Foreign Health Authorities’ Adoption of Virtual Inspectional Activities

In November 2020, speculation grew as to whether FDA would begin conducting some form of virtual GMP assessments or inspections, similar to its foreign counterparts. Brian Hasselbalch, the Deputy Director of the Office of Policy for Pharmaceutical Quality at the Center for Drug Evaluation and Research (CDER), confirmed that guidance “on remote evaluations using interactive video or other types of interactive tools and techniques” is under development. Hasselbalch said that such a document will describe the role these types of interactions are to play in the Agency’s decision making with respect to pending applications, surveillance activities, and possibly even for-cause inspections. He added that manufacturers with pending applications involving facilities, or plans to submit such applications, should begin to equip themselves with necessary streaming technologies.
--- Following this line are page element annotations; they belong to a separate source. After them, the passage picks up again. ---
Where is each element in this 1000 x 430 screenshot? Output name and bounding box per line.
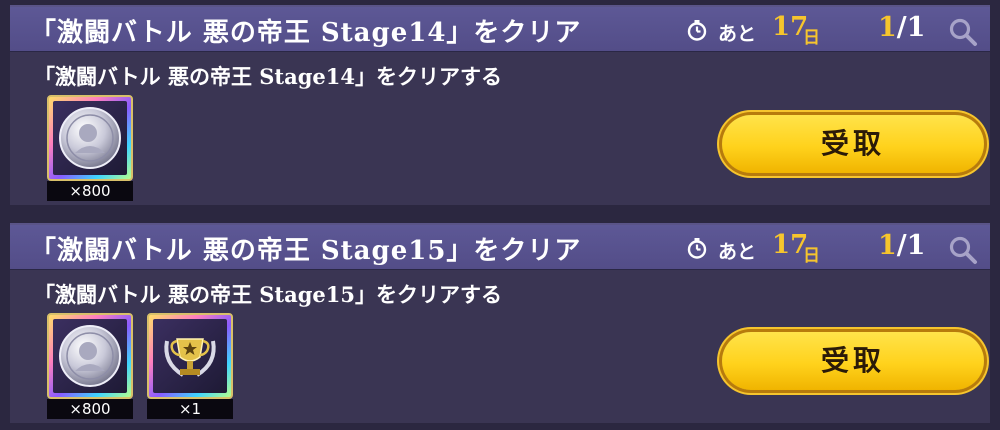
reward-item[interactable]: ×800 (47, 313, 133, 419)
search-icon[interactable] (948, 17, 978, 47)
mission-card: 「激闘バトル 悪の帝王 Stage15」をクリア あと 17 日 1/1 「激闘… (10, 223, 990, 423)
stopwatch-icon (687, 20, 707, 41)
silver-medal-icon (59, 107, 121, 169)
mission-title: 「激闘バトル 悪の帝王 Stage15」をクリア (30, 236, 582, 266)
search-icon[interactable] (948, 235, 978, 265)
mission-card: 「激闘バトル 悪の帝王 Stage14」をクリア あと 17 日 1/1 「激闘… (10, 5, 990, 205)
progress-total: /1 (896, 12, 926, 43)
progress-current: 1 (878, 230, 897, 261)
remaining-unit: 日 (803, 246, 820, 266)
reward-item[interactable]: ×800 (47, 95, 133, 201)
silver-medal-icon (59, 325, 121, 387)
mission-header: 「激闘バトル 悪の帝王 Stage15」をクリア あと 17 日 1/1 (10, 225, 990, 270)
claim-button[interactable]: 受取 (722, 332, 984, 390)
mission-title: 「激闘バトル 悪の帝王 Stage14」をクリア (30, 18, 582, 48)
reward-quantity: ×800 (47, 399, 133, 419)
mission-description: 「激闘バトル 悪の帝王 Stage15」をクリアする (34, 282, 502, 307)
mission-header: 「激闘バトル 悪の帝王 Stage14」をクリア あと 17 日 1/1 (10, 7, 990, 52)
trophy-icon (164, 338, 216, 377)
reward-quantity: ×1 (147, 399, 233, 419)
progress-counter: 1/1 (878, 12, 925, 43)
reward-quantity: ×800 (47, 181, 133, 201)
reward-item[interactable]: ×1 (147, 313, 233, 419)
stopwatch-icon (687, 238, 707, 259)
progress-total: /1 (896, 230, 926, 261)
remaining-unit: 日 (803, 28, 820, 48)
remaining-prefix: あと (718, 241, 757, 263)
progress-counter: 1/1 (878, 230, 925, 261)
claim-button[interactable]: 受取 (722, 115, 984, 173)
mission-description: 「激闘バトル 悪の帝王 Stage14」をクリアする (34, 64, 502, 89)
progress-current: 1 (878, 12, 897, 43)
remaining-prefix: あと (718, 23, 757, 45)
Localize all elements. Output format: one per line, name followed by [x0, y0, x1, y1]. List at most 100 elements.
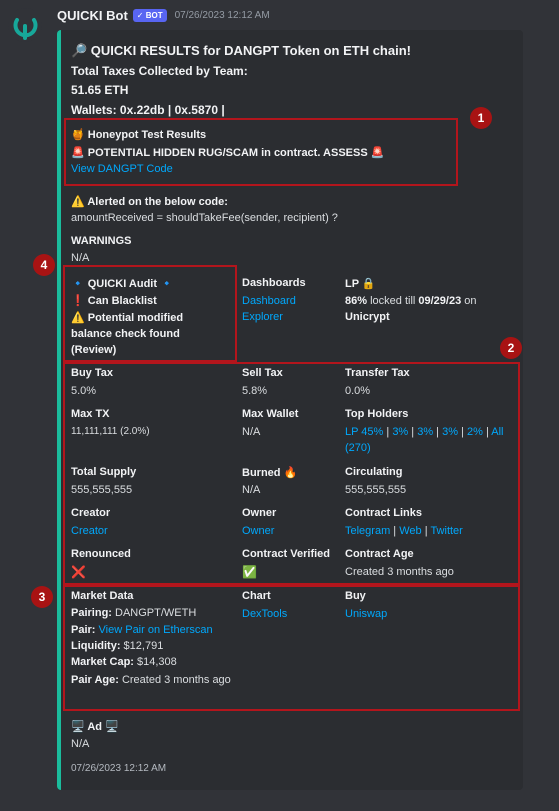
audit-balance-check: ⚠️ Potential modified balance check foun… [71, 312, 184, 356]
cross-mark-icon: ❌ [71, 565, 86, 579]
pair-etherscan-link[interactable]: View Pair on Etherscan [99, 624, 213, 636]
market-data-label: Market Data [71, 590, 134, 602]
twitter-link[interactable]: Twitter [430, 525, 462, 537]
separator: | [458, 426, 467, 438]
contract-links-label: Contract Links [345, 507, 423, 519]
lp-platform: Unicrypt [345, 311, 390, 323]
burned-label: Burned 🔥 [242, 467, 298, 479]
warnings-value: N/A [71, 252, 90, 264]
lp-lock-line: 86% locked till 09/29/23 on [345, 295, 477, 307]
annotation-badge-4: 4 [33, 254, 55, 276]
taxes-value: 51.65 ETH [71, 83, 129, 97]
contract-links: Telegram | Web | Twitter [345, 525, 463, 537]
results-embed: 🔎 QUICKI RESULTS for DANGPT Token on ETH… [57, 30, 523, 790]
lp-on-text: on [461, 295, 477, 307]
separator: | [408, 426, 418, 438]
holder-4-link[interactable]: 2% [467, 426, 483, 438]
pairing-line: Pairing: DANGPT/WETH [71, 607, 196, 619]
total-supply-value: 555,555,555 [71, 484, 133, 496]
pair-label: Pair: [71, 624, 96, 636]
pair-age-label: Pair Age: [71, 674, 119, 686]
market-cap-label: Market Cap: [71, 656, 134, 668]
alert-title: ⚠️ Alerted on the below code: [71, 196, 228, 208]
max-tx-value: 11,111,111 (2.0%) [71, 426, 150, 437]
creator-link[interactable]: Creator [71, 525, 108, 537]
pair-line: Pair: View Pair on Etherscan [71, 624, 213, 636]
market-cap-line: Market Cap: $14,308 [71, 656, 177, 668]
transfer-tax-label: Transfer Tax [345, 367, 410, 379]
buy-tax-label: Buy Tax [71, 367, 113, 379]
quicki-logo-icon [13, 18, 38, 40]
max-tx-label: Max TX [71, 408, 110, 420]
creator-label: Creator [71, 507, 111, 519]
liquidity-label: Liquidity: [71, 640, 121, 652]
lp-locked-text: locked till [367, 295, 419, 307]
buy-tax-value: 5.0% [71, 385, 97, 397]
burned-value: N/A [242, 484, 261, 496]
message-header: QUICKI Bot ✓ BOT 07/26/2023 12:12 AM [57, 6, 270, 24]
bot-avatar[interactable] [8, 8, 42, 42]
check-mark-icon: ✅ [242, 565, 257, 579]
pair-age-line: Pair Age: Created 3 months ago [71, 672, 236, 688]
embed-title: 🔎 QUICKI RESULTS for DANGPT Token on ETH… [71, 43, 411, 58]
top-holders-links: LP 45% | 3% | 3% | 3% | 2% | All [345, 426, 504, 438]
contract-age-value: Created 3 months ago [345, 566, 454, 578]
lp-percent: 86% [345, 295, 368, 307]
dashboards-label: Dashboards [242, 277, 306, 289]
telegram-link[interactable]: Telegram [345, 525, 390, 537]
holder-1-link[interactable]: 3% [392, 426, 408, 438]
chart-label: Chart [242, 590, 271, 602]
honeypot-warning: 🚨 POTENTIAL HIDDEN RUG/SCAM in contract.… [71, 147, 385, 159]
annotation-badge-2: 2 [500, 337, 522, 359]
wallets-line: Wallets: 0x.22db | 0x.5870 | [71, 103, 225, 117]
top-holders-label: Top Holders [345, 408, 409, 420]
sell-tax-label: Sell Tax [242, 367, 283, 379]
web-link[interactable]: Web [399, 525, 421, 537]
ad-label: 🖥️ Ad 🖥️ [71, 721, 119, 733]
owner-label: Owner [242, 507, 277, 519]
contract-verified-label: Contract Verified [242, 548, 331, 560]
separator: | [433, 426, 443, 438]
holder-3-link[interactable]: 3% [442, 426, 458, 438]
max-wallet-value: N/A [242, 426, 261, 438]
warnings-label: WARNINGS [71, 235, 132, 247]
embed-footer-timestamp: 07/26/2023 12:12 AM [71, 763, 167, 774]
sell-tax-value: 5.8% [242, 385, 268, 397]
transfer-tax-value: 0.0% [345, 385, 371, 397]
lp-lock-date: 09/29/23 [418, 295, 462, 307]
separator: | [383, 426, 393, 438]
liquidity-line: Liquidity: $12,791 [71, 640, 163, 652]
circulating-label: Circulating [345, 466, 403, 478]
pairing-value: DANGPT/WETH [111, 607, 197, 619]
all-holders-count-link[interactable]: (270) [345, 442, 371, 454]
circulating-value: 555,555,555 [345, 484, 407, 496]
dashboard-link[interactable]: Dashboard [242, 295, 296, 307]
alert-code: amountReceived = shouldTakeFee(sender, r… [71, 212, 338, 224]
contract-age-label: Contract Age [345, 548, 414, 560]
annotation-badge-1: 1 [470, 107, 492, 129]
total-supply-label: Total Supply [71, 466, 137, 478]
holder-2-link[interactable]: 3% [417, 426, 433, 438]
audit-title: 🔹 QUICKI Audit 🔹 [71, 278, 174, 290]
taxes-label: Total Taxes Collected by Team: [71, 64, 248, 78]
explorer-link[interactable]: Explorer [242, 311, 283, 323]
bot-tag: ✓ BOT [132, 8, 167, 22]
separator: | [482, 426, 492, 438]
holder-lp-link[interactable]: LP 45% [345, 426, 383, 438]
view-code-link[interactable]: View DANGPT Code [71, 163, 173, 175]
ad-value: N/A [71, 738, 90, 750]
annotation-badge-3: 3 [31, 586, 53, 608]
liquidity-value: $12,791 [120, 640, 164, 652]
pair-age-value: Created 3 months ago [118, 674, 231, 686]
pairing-label: Pairing: [71, 607, 112, 619]
uniswap-link[interactable]: Uniswap [345, 608, 387, 620]
message-timestamp: 07/26/2023 12:12 AM [174, 9, 270, 21]
bot-username[interactable]: QUICKI Bot [57, 8, 128, 23]
honeypot-title: 🍯 Honeypot Test Results [71, 129, 207, 141]
lp-label: LP 🔒 [345, 278, 376, 290]
separator: | [390, 525, 400, 537]
all-holders-link[interactable]: All [491, 426, 503, 438]
owner-link[interactable]: Owner [242, 525, 274, 537]
renounced-label: Renounced [71, 548, 131, 560]
dextools-link[interactable]: DexTools [242, 608, 287, 620]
Despite indications that FDA is planning to utilize virtual technologies in some form, it is unclear what this will mean for inspection requirements under the FDCA. When implementing a virtual approach to inspectional work, the Agency has to work within its Section 704 authority and ensure this authority reaches across various product areas (e.g., drugs, biologics, and medical devices). Importantly, there is a distinction between a virtual assessment, where the Agency would rely on virtual tools to facilitate a 704(a)(4) records request (e.g., by following up on a records request with live streaming of the facility, etc.), and otherwise allowing an actual virtual inspection, where an inspector would present an FDA Form 482 and could issue an FDA Form 483. The approach taken by FDA will depend on whether it interprets a virtual inspection to count as a statutorily required inspection under Section 704 of the FDCA, although the Agency’s stance on this has not been made clear. Irrespective of FDA’s allowance of virtual inspection, or mere virtual assessments as part of 704(a)(4) records request, it seems inevitable that further incorporation of various virtual tools and technologies is approaching, especially as COVID-19 continues to impact regulatory operations and oversight around the world.